Running a soup kitchen for wildlife is a cost of doing business for farmers and ranchers.
But the charitable feeling deteriorates when critters gang up on a place.
Allowing hunters on the land can help in the fall. Herding and harassment with shotgun shells can help in other cases, but ranches are huge and most of the damage is done at night. A guy’s gotta sleep.
Game animals can’t be sprayed with pesticides like bugs. Yet an infestation of elk can damage crops, rip out fences and break up irrigation pipe to the tune of tens of thousands of dollars faster than you can get a pizza delivered.
On April 9 in Ellensburg, the Washington Fish and Wildlife Commission will discuss new guidelines that would saddle landowners with more responsibility should they file for wildlife damage claims.
Dave Ware, Washington Fish and Wildlife Department big-game manager, will make the case for the revisions.
Ware has the unenviable job of trying to maintain thriving deer and elk populations while keeping farmers and sportsmen happy. He must pursue this lofty goal even though he controls neither the funding nor the land the animals inhabit much of the year.
The Washington Legislature makes most of the rules and rations a pitiful $150,000 or so a year for wildlife damage claims across the state.
Deer and elk might be responsible for some of the most expensive damages, but the majority of the claims the agency receives involve smaller fry, such as raccoons, he said.
Thus, the minimum acceptable damage claim would be raised from $500 to $1,000.
Other proposals include requiring landowners to:
•Hire a professional crop insurance adjuster to assess the value of their losses.
•Provide Schedule F of the farm’s tax return regarding gross sales or crop values.
Ware says most of the proposals are proactive by spelling out the options for preventing wildlife damage as well as a clear-cut way to document damages and complete a claim when other methods have not worked.
But Kelly Allen, who owns a Blue Mountains farm that’s attractive to elk almost year around, finds little to like about the state’s wildlife damage program, past or proposed.
“It’s difficult to get claims now, and the proposed regulations are vague and difficult to understand,” he said.
A group of stakeholders, including farmers, ranchers, sportsmen and others, helped the agency come up with the proposals, Ware said.
But Allen says most landowners had no knowledge of the process and no chance for input.
The cost of hiring an appraiser and other administrative costs resulting from the guidelines would likely wipe out any funds a farmer might receive for a damage claim, he said.
“The state used to have an elk herder in the Blue Mountains who would go from farm to farm and help keep animals off the crops, but not anymore,” he said.
“They tell us they’ll provide the materials for elk-proof fencing, but we have to install it. I got an estimate and it would cost about $130,000 a mile in our rugged country, so that’s not going to happen.”
Harland Radomske, who ranches near Ellensburg, said he’s getting some cooperation “after years of complaining and losing several hundred thousand dollars in damage.”

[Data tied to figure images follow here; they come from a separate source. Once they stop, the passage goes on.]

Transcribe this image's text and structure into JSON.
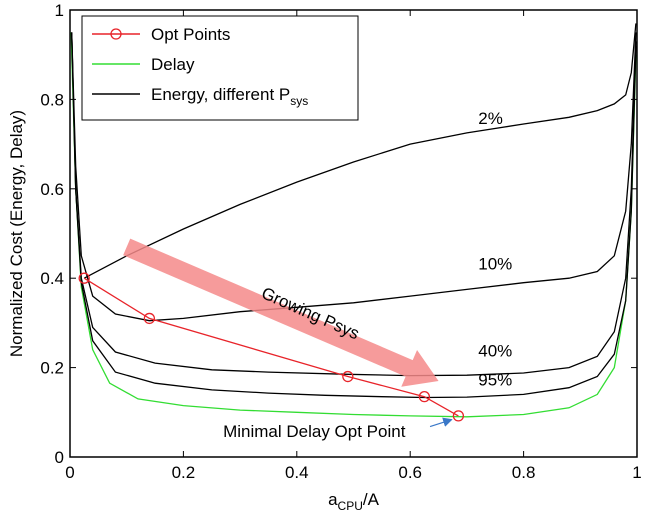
{
  "chart_data": {
    "type": "line",
    "xlabel": {
      "main": "a",
      "sub": "CPU",
      "suffix": "/A"
    },
    "ylabel": "Normalized Cost (Energy, Delay)",
    "xlim": [
      0,
      1
    ],
    "ylim": [
      0,
      1
    ],
    "xticks": [
      "0",
      "0.2",
      "0.4",
      "0.6",
      "0.8",
      "1"
    ],
    "yticks": [
      "0",
      "0.2",
      "0.4",
      "0.6",
      "0.8",
      "1"
    ],
    "xtick_values": [
      0,
      0.2,
      0.4,
      0.6,
      0.8,
      1
    ],
    "ytick_values": [
      0,
      0.2,
      0.4,
      0.6,
      0.8,
      1
    ],
    "grid": false,
    "legend_position": "top-left",
    "legend": [
      {
        "label": "Opt Points",
        "color": "#e8242a",
        "marker": "circle"
      },
      {
        "label": "Delay",
        "color": "#33dd33",
        "marker": "none"
      },
      {
        "label": "Energy, different P",
        "label_sub": "sys",
        "color": "#000000",
        "marker": "none"
      }
    ],
    "series": [
      {
        "name": "Opt Points",
        "color": "#e8242a",
        "points": [
          [
            0.025,
            0.4
          ],
          [
            0.14,
            0.31
          ],
          [
            0.49,
            0.18
          ],
          [
            0.625,
            0.135
          ],
          [
            0.685,
            0.092
          ]
        ]
      },
      {
        "name": "Delay",
        "color": "#33dd33",
        "points": [
          [
            0.002,
            0.95
          ],
          [
            0.01,
            0.6
          ],
          [
            0.02,
            0.38
          ],
          [
            0.04,
            0.24
          ],
          [
            0.07,
            0.165
          ],
          [
            0.12,
            0.13
          ],
          [
            0.2,
            0.115
          ],
          [
            0.3,
            0.105
          ],
          [
            0.4,
            0.1
          ],
          [
            0.5,
            0.095
          ],
          [
            0.6,
            0.092
          ],
          [
            0.7,
            0.09
          ],
          [
            0.8,
            0.095
          ],
          [
            0.88,
            0.11
          ],
          [
            0.93,
            0.14
          ],
          [
            0.96,
            0.2
          ],
          [
            0.98,
            0.35
          ],
          [
            0.99,
            0.55
          ],
          [
            0.998,
            0.9
          ]
        ]
      },
      {
        "name": "2%",
        "color": "#000000",
        "points": [
          [
            0.025,
            0.4
          ],
          [
            0.1,
            0.45
          ],
          [
            0.2,
            0.51
          ],
          [
            0.3,
            0.565
          ],
          [
            0.4,
            0.615
          ],
          [
            0.5,
            0.66
          ],
          [
            0.6,
            0.7
          ],
          [
            0.7,
            0.725
          ],
          [
            0.8,
            0.745
          ],
          [
            0.88,
            0.76
          ],
          [
            0.93,
            0.775
          ],
          [
            0.96,
            0.79
          ],
          [
            0.98,
            0.81
          ],
          [
            0.99,
            0.86
          ],
          [
            0.998,
            0.97
          ]
        ]
      },
      {
        "name": "10%",
        "color": "#000000",
        "points": [
          [
            0.003,
            0.95
          ],
          [
            0.01,
            0.65
          ],
          [
            0.02,
            0.45
          ],
          [
            0.04,
            0.36
          ],
          [
            0.08,
            0.32
          ],
          [
            0.14,
            0.305
          ],
          [
            0.2,
            0.31
          ],
          [
            0.3,
            0.325
          ],
          [
            0.4,
            0.335
          ],
          [
            0.5,
            0.345
          ],
          [
            0.6,
            0.36
          ],
          [
            0.7,
            0.375
          ],
          [
            0.8,
            0.39
          ],
          [
            0.88,
            0.4
          ],
          [
            0.93,
            0.415
          ],
          [
            0.96,
            0.45
          ],
          [
            0.98,
            0.55
          ],
          [
            0.99,
            0.7
          ],
          [
            0.998,
            0.95
          ]
        ]
      },
      {
        "name": "40%",
        "color": "#000000",
        "points": [
          [
            0.003,
            0.95
          ],
          [
            0.01,
            0.6
          ],
          [
            0.02,
            0.4
          ],
          [
            0.04,
            0.29
          ],
          [
            0.08,
            0.235
          ],
          [
            0.15,
            0.21
          ],
          [
            0.25,
            0.195
          ],
          [
            0.35,
            0.19
          ],
          [
            0.49,
            0.185
          ],
          [
            0.6,
            0.182
          ],
          [
            0.7,
            0.183
          ],
          [
            0.8,
            0.188
          ],
          [
            0.88,
            0.2
          ],
          [
            0.93,
            0.225
          ],
          [
            0.96,
            0.28
          ],
          [
            0.98,
            0.4
          ],
          [
            0.99,
            0.6
          ],
          [
            0.998,
            0.93
          ]
        ]
      },
      {
        "name": "95%",
        "color": "#000000",
        "points": [
          [
            0.003,
            0.95
          ],
          [
            0.01,
            0.6
          ],
          [
            0.02,
            0.39
          ],
          [
            0.04,
            0.26
          ],
          [
            0.08,
            0.19
          ],
          [
            0.15,
            0.165
          ],
          [
            0.25,
            0.15
          ],
          [
            0.35,
            0.143
          ],
          [
            0.45,
            0.138
          ],
          [
            0.55,
            0.135
          ],
          [
            0.625,
            0.133
          ],
          [
            0.7,
            0.134
          ],
          [
            0.8,
            0.14
          ],
          [
            0.88,
            0.155
          ],
          [
            0.93,
            0.18
          ],
          [
            0.96,
            0.23
          ],
          [
            0.98,
            0.35
          ],
          [
            0.99,
            0.55
          ],
          [
            0.998,
            0.92
          ]
        ]
      }
    ],
    "annotations": [
      {
        "text": "2%",
        "x": 0.72,
        "y": 0.745
      },
      {
        "text": "10%",
        "x": 0.72,
        "y": 0.42
      },
      {
        "text": "40%",
        "x": 0.72,
        "y": 0.225
      },
      {
        "text": "95%",
        "x": 0.72,
        "y": 0.16
      },
      {
        "text": "Growing Psys",
        "x": 0.42,
        "y": 0.31,
        "angle": 24
      },
      {
        "text": "Minimal Delay Opt Point",
        "x": 0.27,
        "y": 0.045
      }
    ],
    "arrows": [
      {
        "name": "growing-psys-arrow",
        "from": [
          0.1,
          0.47
        ],
        "to": [
          0.65,
          0.17
        ],
        "color": "#f48a8a"
      },
      {
        "name": "min-delay-pointer",
        "from": [
          0.635,
          0.068
        ],
        "to": [
          0.68,
          0.088
        ],
        "color": "#3a78c8"
      }
    ]
  }
}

Last fall, the agency signed up 18 sportsmen volunteers who took turns standing guard every night in October. For several hours around midnight, they scared off elk that had been coming in at night to pound his irrigated crops.
“It was beneficial – finally,” said Radomske, a member of the stakeholder group advising the state on wildlife damage.
“We let hunters in and they kill 20-30 elk every year, but hunters can do only so much when the elk leave during the day and come in at night.”
Similar volunteer efforts are unlikely in the Blues, Allen said.
“People have jobs. You might get people out here on the weekends, but the elk will be here the other five days.”
Both landowners say the public needs to assume more responsibility.
About 1,500 elk were at the edge of Radomske’s ranch this week, and more than 500 of them were coming in to snack on his pasture.
A WDFW enforcement officer came up and the two of them were able to harass the elk off his pasture.
“That problem is caused by people who want to run up on the public land with their ATVs to hunt for shed anglers,” Radomske said. “There’s a big uproar from the public when the department tries to impose closures, but it’s the public chasing elk off public land this time of year.”
Elk and deer are good for hunters, businesses and the local economy. “But it’s not fair that farmers should be burdened with so much of the expense,” Allen said.